Antes disso, já tínhamos tido essa conversa sobre se realmente queríamos continuar a nos identificar como feministas, se de fato era isso que poderia dar um plus à nossa luta, (…) e foi aí que demos essa guinada para ser uma coletiva totalmente antirracista, pensada partir de uma lógica antipatriarcal, com enfoque de gênero, obviamente, eu não deixei de militar no feminismo. Sei que é uma questão até de masoquismo,[15] mas também penso que abrir mão ou abandonar esses espaços, embora eu realmente não queira mais estar neles, nem compartilhar espaços com essas pessoas, eu acredito que o feminismo é uma prática diária, cotidiana e coletiva, que também pode estar presente naquilo que fazemos. É por isso que eu não abandonei o feminismo, mas nosso espaço já não está mais concebido a partir de uma lógica feminista. (…) [porque] essa já não é mais a forma de articulação que funciona para nós, embora no começo pensássemos que sim, percebemos que definitivamente não é, porque não é um espaço seguro. (Anangonó, declaração pessoal, 27 de junho de 2023)

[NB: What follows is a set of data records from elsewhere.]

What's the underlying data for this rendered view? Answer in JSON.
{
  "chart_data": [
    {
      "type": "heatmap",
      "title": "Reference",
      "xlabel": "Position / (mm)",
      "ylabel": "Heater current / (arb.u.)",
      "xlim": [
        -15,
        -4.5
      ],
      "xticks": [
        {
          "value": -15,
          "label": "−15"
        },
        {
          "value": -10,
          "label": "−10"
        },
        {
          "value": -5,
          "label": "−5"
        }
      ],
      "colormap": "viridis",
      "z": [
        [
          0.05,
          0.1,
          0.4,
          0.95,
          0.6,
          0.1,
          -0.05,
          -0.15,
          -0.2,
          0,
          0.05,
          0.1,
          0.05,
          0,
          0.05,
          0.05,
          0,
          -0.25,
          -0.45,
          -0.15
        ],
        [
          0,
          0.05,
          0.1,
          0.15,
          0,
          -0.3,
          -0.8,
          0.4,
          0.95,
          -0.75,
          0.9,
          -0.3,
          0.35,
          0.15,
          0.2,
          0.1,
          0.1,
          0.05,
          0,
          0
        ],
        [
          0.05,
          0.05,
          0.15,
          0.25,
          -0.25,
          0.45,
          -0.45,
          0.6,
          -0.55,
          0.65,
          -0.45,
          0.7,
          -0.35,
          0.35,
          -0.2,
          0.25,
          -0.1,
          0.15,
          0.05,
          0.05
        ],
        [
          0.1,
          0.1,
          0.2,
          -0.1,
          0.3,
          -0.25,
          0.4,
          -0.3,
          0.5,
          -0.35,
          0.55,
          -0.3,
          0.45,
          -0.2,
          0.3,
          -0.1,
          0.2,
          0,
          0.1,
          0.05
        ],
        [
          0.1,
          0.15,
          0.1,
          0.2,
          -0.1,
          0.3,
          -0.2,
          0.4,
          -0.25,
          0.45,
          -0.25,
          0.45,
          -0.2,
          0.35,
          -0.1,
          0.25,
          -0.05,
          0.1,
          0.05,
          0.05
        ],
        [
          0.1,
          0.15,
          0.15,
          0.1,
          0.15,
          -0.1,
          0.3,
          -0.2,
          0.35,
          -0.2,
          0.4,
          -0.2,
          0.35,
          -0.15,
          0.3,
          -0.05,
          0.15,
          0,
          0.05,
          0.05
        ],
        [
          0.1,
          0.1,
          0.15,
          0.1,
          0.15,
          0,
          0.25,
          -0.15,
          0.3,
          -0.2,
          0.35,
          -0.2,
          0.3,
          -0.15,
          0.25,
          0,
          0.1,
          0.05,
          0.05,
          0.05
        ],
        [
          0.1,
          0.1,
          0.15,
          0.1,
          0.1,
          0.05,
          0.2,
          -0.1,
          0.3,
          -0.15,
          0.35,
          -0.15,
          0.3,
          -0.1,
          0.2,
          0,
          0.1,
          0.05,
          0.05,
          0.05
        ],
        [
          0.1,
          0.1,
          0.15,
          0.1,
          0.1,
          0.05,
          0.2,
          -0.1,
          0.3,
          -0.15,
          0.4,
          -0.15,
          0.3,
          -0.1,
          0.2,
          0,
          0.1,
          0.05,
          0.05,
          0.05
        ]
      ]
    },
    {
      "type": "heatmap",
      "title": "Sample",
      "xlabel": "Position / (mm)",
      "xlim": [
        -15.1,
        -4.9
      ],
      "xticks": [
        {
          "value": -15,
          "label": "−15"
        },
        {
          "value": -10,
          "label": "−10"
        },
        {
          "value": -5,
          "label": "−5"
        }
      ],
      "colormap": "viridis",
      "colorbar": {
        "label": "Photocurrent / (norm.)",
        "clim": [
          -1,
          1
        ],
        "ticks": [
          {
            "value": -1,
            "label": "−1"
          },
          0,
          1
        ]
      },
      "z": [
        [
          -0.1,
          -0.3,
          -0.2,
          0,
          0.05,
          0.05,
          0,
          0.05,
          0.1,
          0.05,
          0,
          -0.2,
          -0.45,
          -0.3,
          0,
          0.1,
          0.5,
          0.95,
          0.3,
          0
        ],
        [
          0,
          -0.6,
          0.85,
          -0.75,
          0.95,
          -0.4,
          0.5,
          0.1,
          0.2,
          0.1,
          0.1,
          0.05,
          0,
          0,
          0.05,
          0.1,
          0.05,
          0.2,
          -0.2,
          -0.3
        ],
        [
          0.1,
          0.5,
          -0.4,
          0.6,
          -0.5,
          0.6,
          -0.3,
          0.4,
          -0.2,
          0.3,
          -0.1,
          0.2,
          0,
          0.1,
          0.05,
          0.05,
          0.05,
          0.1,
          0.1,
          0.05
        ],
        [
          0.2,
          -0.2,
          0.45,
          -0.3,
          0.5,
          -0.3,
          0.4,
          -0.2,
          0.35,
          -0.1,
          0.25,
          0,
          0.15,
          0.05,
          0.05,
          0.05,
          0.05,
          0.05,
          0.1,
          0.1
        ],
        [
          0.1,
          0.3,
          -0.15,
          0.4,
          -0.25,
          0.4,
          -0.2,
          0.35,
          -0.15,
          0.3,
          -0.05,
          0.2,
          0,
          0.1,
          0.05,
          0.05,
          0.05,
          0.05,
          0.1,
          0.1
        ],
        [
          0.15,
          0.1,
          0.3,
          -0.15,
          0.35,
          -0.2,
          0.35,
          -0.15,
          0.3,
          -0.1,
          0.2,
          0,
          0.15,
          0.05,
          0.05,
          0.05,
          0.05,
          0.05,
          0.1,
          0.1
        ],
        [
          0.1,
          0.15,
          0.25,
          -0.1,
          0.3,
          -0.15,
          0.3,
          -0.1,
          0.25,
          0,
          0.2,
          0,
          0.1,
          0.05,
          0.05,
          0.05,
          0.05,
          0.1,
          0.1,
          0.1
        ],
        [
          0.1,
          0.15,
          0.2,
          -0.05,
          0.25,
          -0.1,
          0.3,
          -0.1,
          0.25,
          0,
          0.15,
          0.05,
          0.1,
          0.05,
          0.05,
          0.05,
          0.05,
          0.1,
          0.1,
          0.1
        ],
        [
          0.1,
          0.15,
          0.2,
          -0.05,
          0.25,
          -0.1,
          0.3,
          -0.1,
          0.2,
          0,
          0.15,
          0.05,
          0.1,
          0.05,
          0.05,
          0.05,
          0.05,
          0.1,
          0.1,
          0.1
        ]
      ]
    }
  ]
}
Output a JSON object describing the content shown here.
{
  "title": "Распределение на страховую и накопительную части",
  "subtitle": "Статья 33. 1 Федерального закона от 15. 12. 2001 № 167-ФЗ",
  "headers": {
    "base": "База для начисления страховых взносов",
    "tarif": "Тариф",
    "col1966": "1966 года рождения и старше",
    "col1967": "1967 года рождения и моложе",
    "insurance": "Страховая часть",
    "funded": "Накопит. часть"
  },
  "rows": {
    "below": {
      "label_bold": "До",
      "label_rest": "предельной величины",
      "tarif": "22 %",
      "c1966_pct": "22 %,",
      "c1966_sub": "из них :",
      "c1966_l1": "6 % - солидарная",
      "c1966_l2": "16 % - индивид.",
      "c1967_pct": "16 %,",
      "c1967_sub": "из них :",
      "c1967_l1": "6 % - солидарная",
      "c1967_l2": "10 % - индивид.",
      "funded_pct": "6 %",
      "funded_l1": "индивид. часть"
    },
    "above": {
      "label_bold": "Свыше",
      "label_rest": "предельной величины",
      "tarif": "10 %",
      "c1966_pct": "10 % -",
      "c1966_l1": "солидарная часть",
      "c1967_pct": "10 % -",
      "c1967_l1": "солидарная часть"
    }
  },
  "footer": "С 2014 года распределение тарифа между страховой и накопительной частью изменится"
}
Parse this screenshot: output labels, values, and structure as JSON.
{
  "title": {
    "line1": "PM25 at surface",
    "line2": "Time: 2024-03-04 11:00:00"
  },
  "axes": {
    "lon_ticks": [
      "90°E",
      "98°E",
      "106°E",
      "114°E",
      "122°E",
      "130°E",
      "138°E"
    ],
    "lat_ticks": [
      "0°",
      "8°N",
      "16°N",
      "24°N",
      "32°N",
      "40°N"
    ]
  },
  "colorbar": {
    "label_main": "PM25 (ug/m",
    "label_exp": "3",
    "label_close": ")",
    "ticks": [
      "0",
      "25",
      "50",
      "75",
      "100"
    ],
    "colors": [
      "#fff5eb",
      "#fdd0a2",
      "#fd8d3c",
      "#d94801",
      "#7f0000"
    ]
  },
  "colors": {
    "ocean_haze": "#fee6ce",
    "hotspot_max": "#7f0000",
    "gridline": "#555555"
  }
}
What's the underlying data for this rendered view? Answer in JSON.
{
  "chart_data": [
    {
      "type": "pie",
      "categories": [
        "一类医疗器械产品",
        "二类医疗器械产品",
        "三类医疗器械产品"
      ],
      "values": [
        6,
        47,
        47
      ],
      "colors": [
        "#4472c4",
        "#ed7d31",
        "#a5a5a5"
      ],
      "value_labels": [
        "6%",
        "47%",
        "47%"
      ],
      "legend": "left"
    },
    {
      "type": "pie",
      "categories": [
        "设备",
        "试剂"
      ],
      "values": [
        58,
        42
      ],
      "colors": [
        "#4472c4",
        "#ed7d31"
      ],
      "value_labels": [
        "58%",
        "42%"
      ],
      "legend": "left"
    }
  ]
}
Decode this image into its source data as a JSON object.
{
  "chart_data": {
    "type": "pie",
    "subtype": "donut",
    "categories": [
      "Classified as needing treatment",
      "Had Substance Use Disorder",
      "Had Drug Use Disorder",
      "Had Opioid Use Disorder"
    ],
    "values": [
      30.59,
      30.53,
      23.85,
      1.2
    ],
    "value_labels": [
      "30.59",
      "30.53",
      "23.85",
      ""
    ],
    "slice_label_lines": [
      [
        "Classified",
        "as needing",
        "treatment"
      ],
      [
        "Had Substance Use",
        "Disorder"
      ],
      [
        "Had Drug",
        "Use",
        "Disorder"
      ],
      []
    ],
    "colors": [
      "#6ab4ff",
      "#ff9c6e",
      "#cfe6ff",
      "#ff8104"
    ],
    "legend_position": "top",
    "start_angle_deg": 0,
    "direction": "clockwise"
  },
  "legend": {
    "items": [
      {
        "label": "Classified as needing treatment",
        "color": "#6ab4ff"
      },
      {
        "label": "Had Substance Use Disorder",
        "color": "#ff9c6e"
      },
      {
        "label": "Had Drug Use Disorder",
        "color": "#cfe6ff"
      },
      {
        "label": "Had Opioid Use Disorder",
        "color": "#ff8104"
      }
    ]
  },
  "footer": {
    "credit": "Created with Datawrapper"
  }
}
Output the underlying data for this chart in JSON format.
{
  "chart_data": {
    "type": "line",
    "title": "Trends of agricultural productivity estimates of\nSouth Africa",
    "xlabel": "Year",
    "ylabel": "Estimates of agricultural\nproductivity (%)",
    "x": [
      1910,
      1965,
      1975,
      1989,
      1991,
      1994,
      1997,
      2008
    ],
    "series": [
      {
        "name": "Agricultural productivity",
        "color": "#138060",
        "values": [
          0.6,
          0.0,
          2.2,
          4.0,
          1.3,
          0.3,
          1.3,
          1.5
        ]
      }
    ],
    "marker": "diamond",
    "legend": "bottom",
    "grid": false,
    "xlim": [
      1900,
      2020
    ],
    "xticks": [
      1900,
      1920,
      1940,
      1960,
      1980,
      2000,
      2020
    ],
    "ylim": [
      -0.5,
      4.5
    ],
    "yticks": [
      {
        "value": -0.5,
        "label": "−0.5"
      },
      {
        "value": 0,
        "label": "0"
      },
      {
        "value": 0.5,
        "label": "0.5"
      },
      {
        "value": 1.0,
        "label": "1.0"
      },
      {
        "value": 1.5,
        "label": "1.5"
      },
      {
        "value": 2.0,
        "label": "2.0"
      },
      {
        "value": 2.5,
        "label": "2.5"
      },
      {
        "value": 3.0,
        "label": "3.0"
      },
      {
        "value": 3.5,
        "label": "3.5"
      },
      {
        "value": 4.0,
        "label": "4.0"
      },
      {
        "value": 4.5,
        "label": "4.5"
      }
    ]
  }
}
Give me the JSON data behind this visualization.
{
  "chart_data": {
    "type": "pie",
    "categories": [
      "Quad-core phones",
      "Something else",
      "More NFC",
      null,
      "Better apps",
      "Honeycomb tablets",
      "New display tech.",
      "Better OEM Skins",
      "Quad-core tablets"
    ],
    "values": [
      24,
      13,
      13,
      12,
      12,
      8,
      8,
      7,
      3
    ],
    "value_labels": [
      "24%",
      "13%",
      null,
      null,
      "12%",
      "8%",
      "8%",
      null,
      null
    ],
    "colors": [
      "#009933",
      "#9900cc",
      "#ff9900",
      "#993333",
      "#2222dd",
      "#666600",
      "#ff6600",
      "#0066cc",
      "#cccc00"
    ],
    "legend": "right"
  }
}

Nos relatos das duas mulheres, fica evidente como a sororidade deixou de ser um conceito de irmandade, união e criação de laços sólidos e se tornou uma fonte de pressão e chantagem para impor determinados comportamentos e modos de pensar às mulheres afro-equatorianas. Considerando o que Anangonó e Francis afirmam, também é essencial refletir sobre a falta de debate a respeito da sensação de insegurança que as mulheres negras afirmam sentir nas organizações feministas, espaços que afirmam ter como filosofia ser um local de proteção e confiança para todas as mulheres.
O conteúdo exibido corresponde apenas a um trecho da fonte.